O filho começa a ficar assim meio gayzinho, leva um coro, ele muda o comportamento dele. Olha, eu vejo muita gente por aí dizendo: ainda bem que eu levei umas palmadas, meu pai me ensinou a ser homem.

Diferente da questão étnica, a homossexualidade ainda é, infelizmente, um tabu. Ainda mais quando se referem – erroneamente – todo o tempo como “opção sexual”. É o cúmulo da ignorância acreditar que alguém escolhe ser gay e que isso dependa diretamente da educação familiar. Infelizmente, diferente do racismo, a homofobia encontra amparo em muitas das religiões, gerando um ciclo de intolerância e desinformação: Por um lado, ataca-se religiosos, que escondem-se em suas doutrinas para destilar o veneno do preconceito. Por outro, os ignorantes que realmente acreditam que homossexualismo é uma coisa abominável, já que foi vista até como doença por associações psiquiátricas pelo mundo.

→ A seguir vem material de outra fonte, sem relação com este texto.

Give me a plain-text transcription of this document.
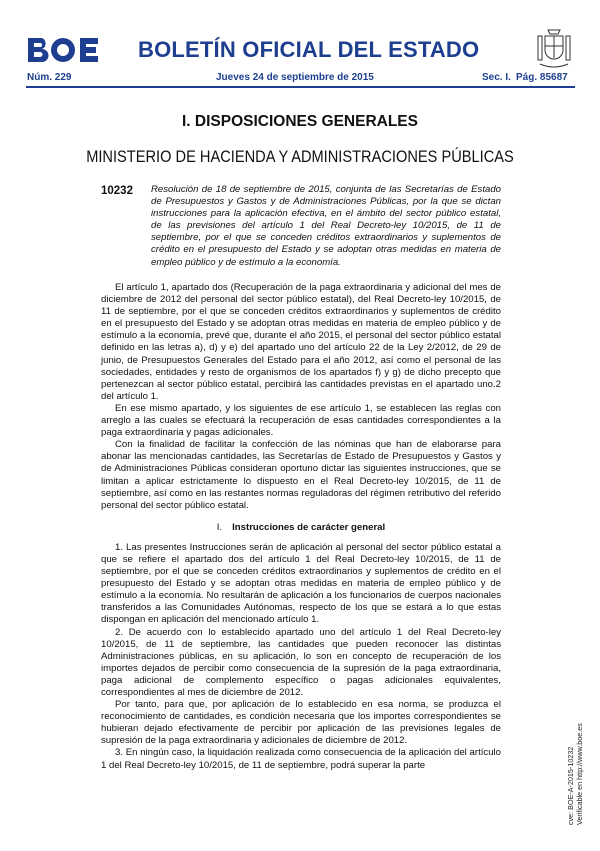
BOLETÍN OFICIAL DEL ESTADO
Núm. 229	Jueves 24 de septiembre de 2015	Sec. I. Pág. 85687
I. DISPOSICIONES GENERALES
MINISTERIO DE HACIENDA Y ADMINISTRACIONES PÚBLICAS
10232 Resolución de 18 de septiembre de 2015, conjunta de las Secretarías de Estado de Presupuestos y Gastos y de Administraciones Públicas, por la que se dictan instrucciones para la aplicación efectiva, en el ámbito del sector público estatal, de las previsiones del artículo 1 del Real Decreto-ley 10/2015, de 11 de septiembre, por el que se conceden créditos extraordinarios y suplementos de crédito en el presupuesto del Estado y se adoptan otras medidas en materia de empleo público y de estímulo a la economía.

El artículo 1, apartado dos (Recuperación de la paga extraordinaria y adicional del mes de diciembre de 2012 del personal del sector público estatal), del Real Decreto-ley 10/2015, de 11 de septiembre, por el que se conceden créditos extraordinarios y suplementos de crédito en el presupuesto del Estado y se adoptan otras medidas en materia de empleo público y de estímulo a la economía, prevé que, durante el año 2015, el personal del sector público estatal definido en las letras a), d) y e) del apartado uno del artículo 22 de la Ley 2/2012, de 29 de junio, de Presupuestos Generales del Estado para el año 2012, así como el personal de las sociedades, entidades y resto de organismos de los apartados f) y g) de dicho precepto que pertenezcan al sector público estatal, percibirá las cantidades previstas en el apartado uno.2 del artículo 1.

En ese mismo apartado, y los siguientes de ese artículo 1, se establecen las reglas con arreglo a las cuales se efectuará la recuperación de esas cantidades correspondientes a la paga extraordinaria y pagas adicionales.

Con la finalidad de facilitar la confección de las nóminas que han de elaborarse para abonar las mencionadas cantidades, las Secretarías de Estado de Presupuestos y Gastos y de Administraciones Públicas consideran oportuno dictar las siguientes instrucciones, que se limitan a aplicar estrictamente lo dispuesto en el Real Decreto-ley 10/2015, de 11 de septiembre, así como en las restantes normas reguladoras del régimen retributivo del referido personal del sector público estatal.

I. Instrucciones de carácter general

1. Las presentes Instrucciones serán de aplicación al personal del sector público estatal a que se refiere el apartado dos del artículo 1 del Real Decreto-ley 10/2015, de 11 de septiembre, por el que se conceden créditos extraordinarios y suplementos de crédito en el presupuesto del Estado y se adoptan otras medidas en materia de empleo público y de estímulo a la economía. No resultarán de aplicación a los funcionarios de cuerpos nacionales transferidos a las Comunidades Autónomas, respecto de los que se estará a lo que estas dispongan en aplicación del mencionado artículo 1.

2. De acuerdo con lo establecido apartado uno del artículo 1 del Real Decreto-ley 10/2015, de 11 de septiembre, las cantidades que pueden reconocer las distintas Administraciones públicas, en su aplicación, lo son en concepto de recuperación de los importes dejados de percibir como consecuencia de la supresión de la paga extraordinaria, paga adicional de complemento específico o pagas adicionales equivalentes, correspondientes al mes de diciembre de 2012.

Por tanto, para que, por aplicación de lo establecido en esa norma, se produzca el reconocimiento de cantidades, es condición necesaria que los importes correspondientes se hubieran dejado efectivamente de percibir por aplicación de las previsiones legales de supresión de la paga extraordinaria y adicionales de diciembre de 2012.

3. En ningún caso, la liquidación realizada como consecuencia de la aplicación del artículo 1 del Real Decreto-ley 10/2015, de 11 de septiembre, podrá superar la parte	cve: BOE-A-2015-10232 Verificable en http://www.boe.es
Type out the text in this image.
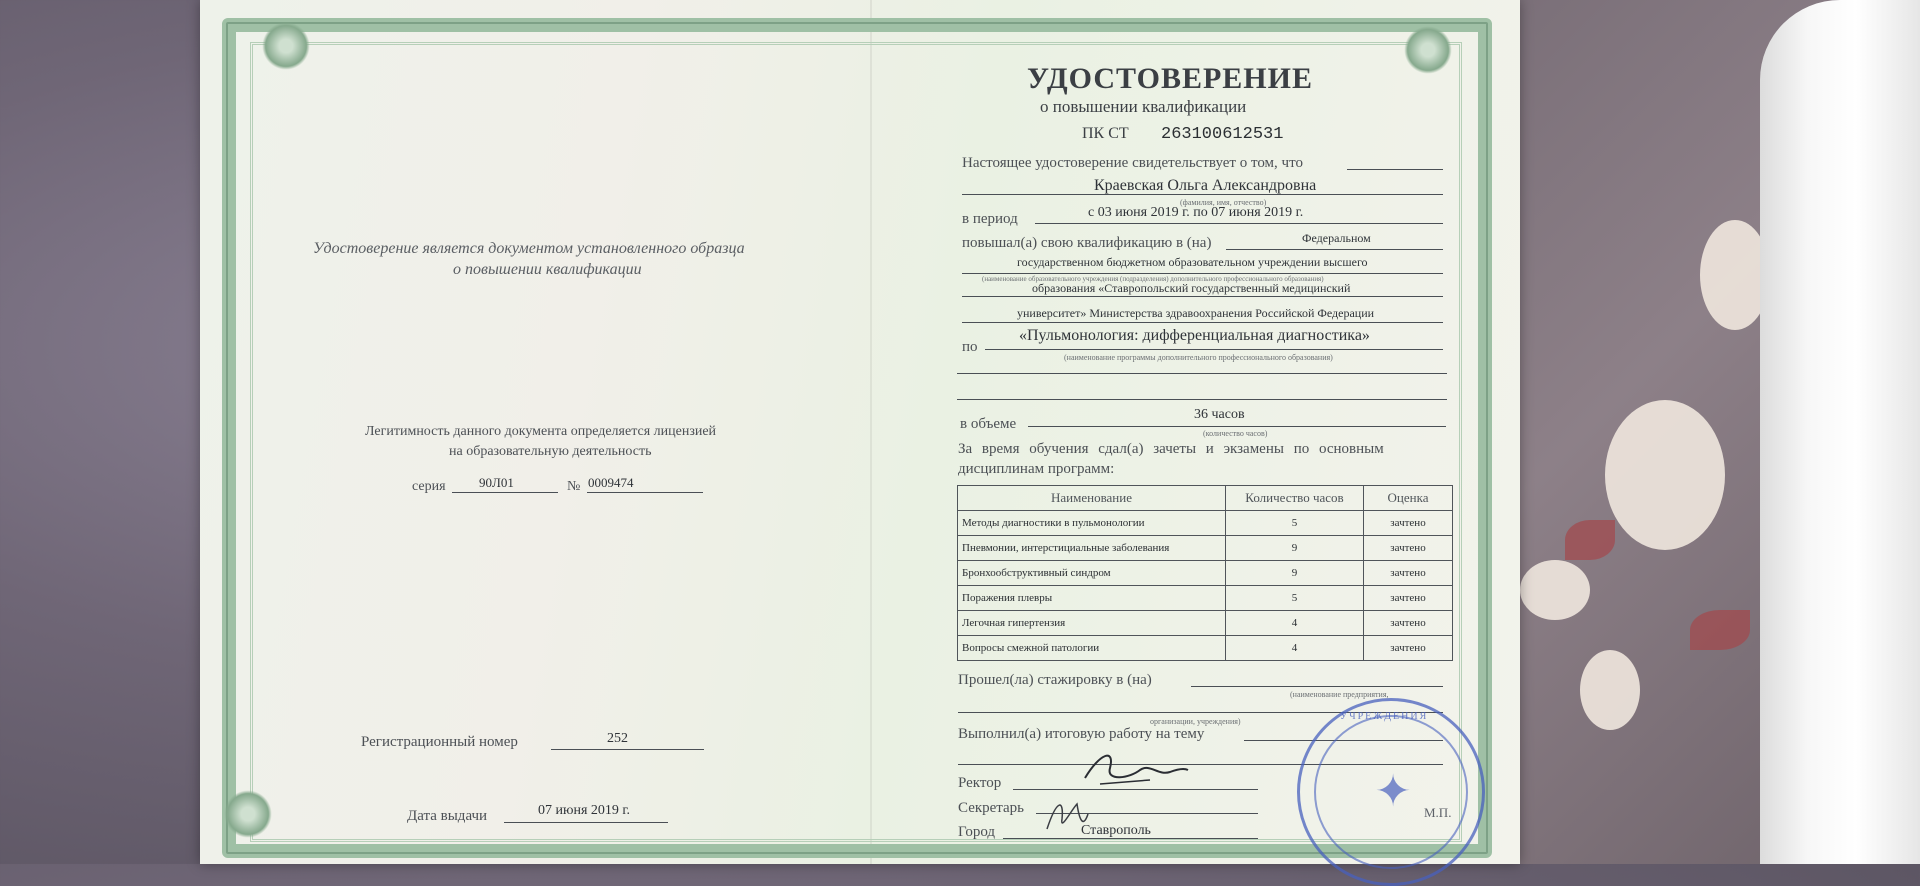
Удостоверение является документом установленного образца
о повышении квалификации
Легитимность данного документа определяется лицензией
на образовательную деятельность
серия	90Л01	№ 0009474
Регистрационный номер	252
Дата выдачи	07 июня 2019 г.
УДОСТОВЕРЕНИЕ
о повышении квалификации
ПК СТ 263100612531
Настоящее удостоверение свидетельствует о том, что
Краевская Ольга Александровна
(фамилия, имя, отчество)
в период	с 03 июня 2019 г. по 07 июня 2019 г.
повышал(а) свою квалификацию в (на)	Федеральном
государственном бюджетном образовательном учреждении высшего
(наименование образовательного учреждения (подразделения) дополнительного профессионального образования)
образования «Ставропольский государственный медицинский
университет» Министерства здравоохранения Российской Федерации
по
«Пульмонология: дифференциальная диагностика»
(наименование программы дополнительного профессионального образования)
в объеме
36 часов
(количество часов)
За время обучения сдал(а) зачеты и экзамены по основным
дисциплинам программ:
Наименование	Количество часов	Оценка
Методы диагностики в пульмонологии	5	зачтено
Пневмонии, интерстициальные заболевания	9	зачтено
Бронхообструктивный синдром	9	зачтено
Поражения плевры	5	зачтено
Легочная гипертензия	4	зачтено
Вопросы смежной патологии	4	зачтено
Прошел(ла) стажировку в (на)
(наименование предприятия,
организации, учреждения)
Выполнил(а) итоговую работу на тему
Ректор
Секретарь
Город	Ставрополь
УЧРЕЖДЕНИЯ
✦ М.П.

Na edição 207 da revista Superinteressante, dezembro de 2004, Carmita Abdo, responsável pelo Projeto de Sexualidade da USP disse o seguinte:

Mais importante que considerar a homossexualidade um problema psicológico, passível de ser tratado, é educar a população para respeitar as individualidades. Diferenças não são escolhas, e sim tendências que fazem parte da natureza da pessoas.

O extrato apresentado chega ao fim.